Between January and March this year, investors allocated $3 billion to commodity-focused hedge funds, the largest amount since the third quarter of 2016, according to eVestment. They withdrew $680 million from such funds last year, the first full-year net outflow since 2014.

Revenue from Pierre Andurand's Andurand Capital Management, which focuses on oil investments, rose 7 per cent in the month to April 13, and the fund's losses have narrowed to 0.3 per cent so far this year, according to a person familiar with the matter.

On the other hand, earnings at Arctic Blue Capital, a commodities trading consultancy focused on agriculture, precious metals and energy investments, rose more than 1 per cent in the first quarter of this year, after falling 12.5 per cent last year.

Although the oil price fluctuates, the rising trend has been determined.

Before Trump's attack on OPEC, oil hedge funds Westbeck and Commodities had actually released their views on the future of oil prices:

Jari Habib, chief operating officer of Westbeck, said outflows from Westbeck energy funds began to reverse this year (the double-digit decline set in February was also recovered), with the rate of return rising to 11 per cent as of Thursday, April 19. The company's energy fund outflow rate reached 17% in 2017. The company expects oil prices to rise above $85 a barrel in the second half of this year. As of April 19, 4.4 per cent of the company's capital outflows last year had basically been repatriated, according to Commodities World Capital. Commodities World Capital expects oil prices to rise to $80 in the second half of the year. Luke Sadrian, the company's chief investment officer, said he advised investors to trade "volatility" rather than simply buy and hold. However, Sadrian's core expectation for oil prices remains bullish.

But it is worth mentioning that some analysts call on everyone to invest rationally.. MichaelGerber, head of fund research at FundanaSA, an investment consultancy, said: "as oil prices are difficult to predict, it is difficult for fund managers in the industry to provide stable investment performance. "According to Tamas Varga, an analyst at PVM, the correlation between WTI crude and share prices has fallen from 90 per cent in 2017 to 36 per cent so far this year, suggesting that investors remain sceptical about whether oil companies can turn high oil prices into better shareholder returns.In addition, the rise in oil prices has not yet been fully reflected in stock prices, meaning there is still a lot of room for them to rise.Oil prices are currently at $74 a barrel, and Barclays analysts estimate that European explorers and producers are now expecting long-term oil prices of just $52 a barrel.

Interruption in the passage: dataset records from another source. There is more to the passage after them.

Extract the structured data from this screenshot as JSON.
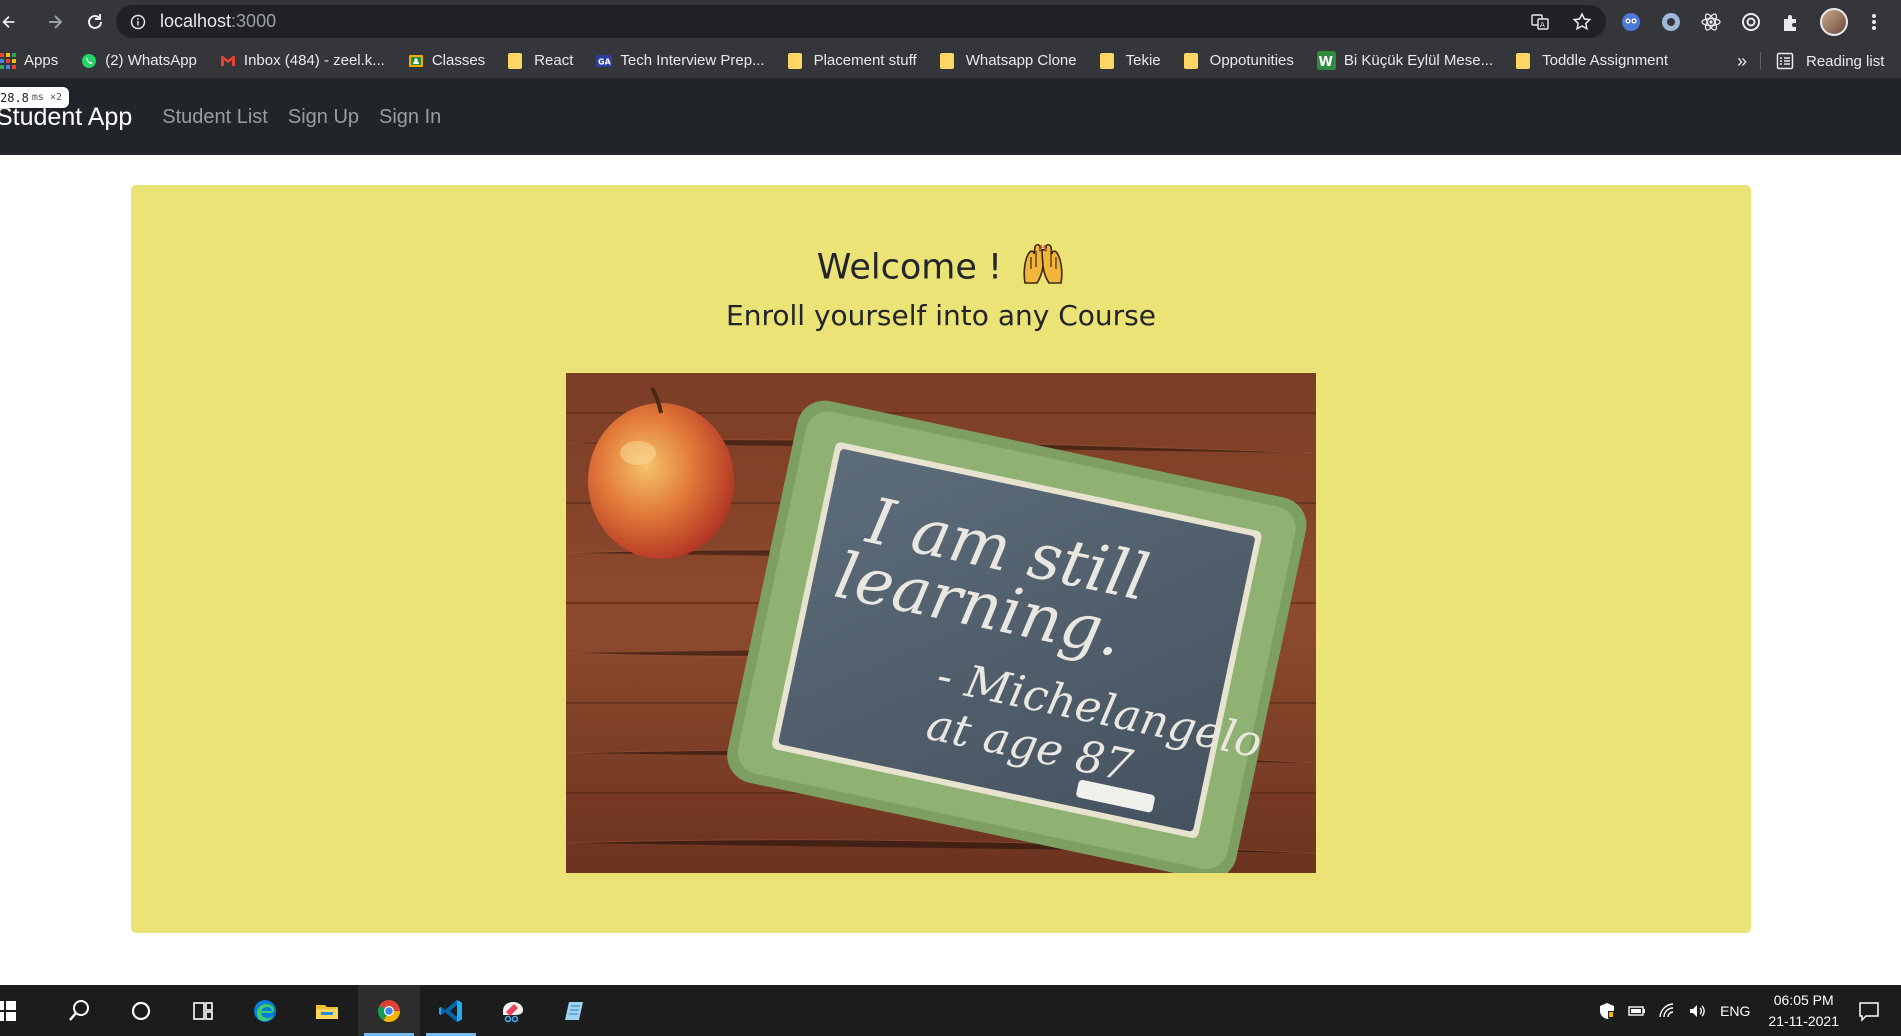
{
  "browser": {
    "url_host": "localhost",
    "url_port": ":3000",
    "bookmarks": [
      {
        "label": "Apps",
        "icon": "apps-grid-icon"
      },
      {
        "label": "(2) WhatsApp",
        "icon": "whatsapp-icon"
      },
      {
        "label": "Inbox (484) - zeel.k...",
        "icon": "gmail-icon"
      },
      {
        "label": "Classes",
        "icon": "google-classroom-icon"
      },
      {
        "label": "React",
        "icon": "folder-icon"
      },
      {
        "label": "Tech Interview Prep...",
        "icon": "geeksforgeeks-icon"
      },
      {
        "label": "Placement stuff",
        "icon": "folder-icon"
      },
      {
        "label": "Whatsapp Clone",
        "icon": "folder-icon"
      },
      {
        "label": "Tekie",
        "icon": "folder-icon"
      },
      {
        "label": "Oppotunities",
        "icon": "folder-icon"
      },
      {
        "label": "Bi Küçük Eylül Mese...",
        "icon": "wattpad-icon"
      },
      {
        "label": "Toddle Assignment",
        "icon": "folder-icon"
      }
    ],
    "bookmarks_overflow": "»",
    "reading_list": "Reading list"
  },
  "perf_overlay": {
    "value": "28.8",
    "unit": "ms ×2"
  },
  "navbar": {
    "brand": "Student App",
    "links": [
      "Student List",
      "Sign Up",
      "Sign In"
    ]
  },
  "hero": {
    "title": "Welcome !",
    "emoji": "raising-hands-emoji",
    "subtitle": "Enroll yourself into any Course",
    "chalkboard_lines": [
      "I am still",
      "learning.",
      "- Michelangelo",
      "at age 87"
    ]
  },
  "taskbar": {
    "apps": [
      "windows-start-icon",
      "search-icon",
      "cortana-icon",
      "task-view-icon",
      "edge-icon",
      "file-explorer-icon",
      "chrome-icon",
      "vscode-icon",
      "snip-sketch-icon",
      "notepad-icon"
    ],
    "language": "ENG",
    "time": "06:05 PM",
    "date": "21-11-2021"
  },
  "colors": {
    "chrome_dark": "#35363a",
    "omnibox": "#202124",
    "navbar": "#212529",
    "card": "#ece376",
    "taskbar": "#1c1c1c"
  }
}
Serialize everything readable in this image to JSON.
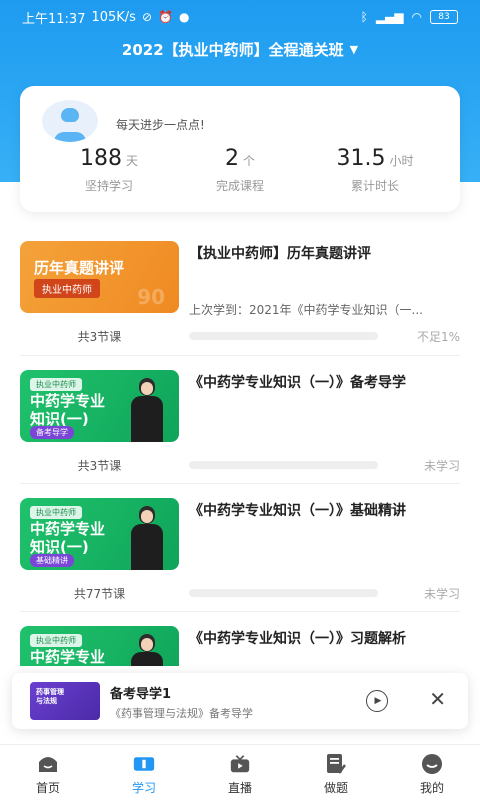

It is worth noting that Eric Moore, a well-known Miton Group income fund manager in the industry, was once very cautious about oil stocks, believing that dividend yields were too high, and now began to increase his holdings of such stocks. "as oil prices rise, dividends are more sustainable," he said. "

A variety of factors have contributed to higher oil prices.

For the recent rallyRising geopolitical risks are also blamed on OPEC and Russian production cuts over the past 16 months, which have helped push up crude oil prices.It is worth noting that despite the rise in oil prices and the decline in global inventories, OPEC is likely to maintain production cuts until 2019, and Saudi Arabia has not sent any signal that it wants to reduce production cuts.

Trump's threat to withdraw from the Iran nuclear deal has been pushing up oil prices. Saudi Arabia, the world's largest oil exporter, wants to push oil prices to $80 a barrel to help cover the government's policy agenda.

(this article is produced by Futu Information compilation team, compiled / Guanjie, proofread / Huang Ruixue)

The translation is provided by third-party software.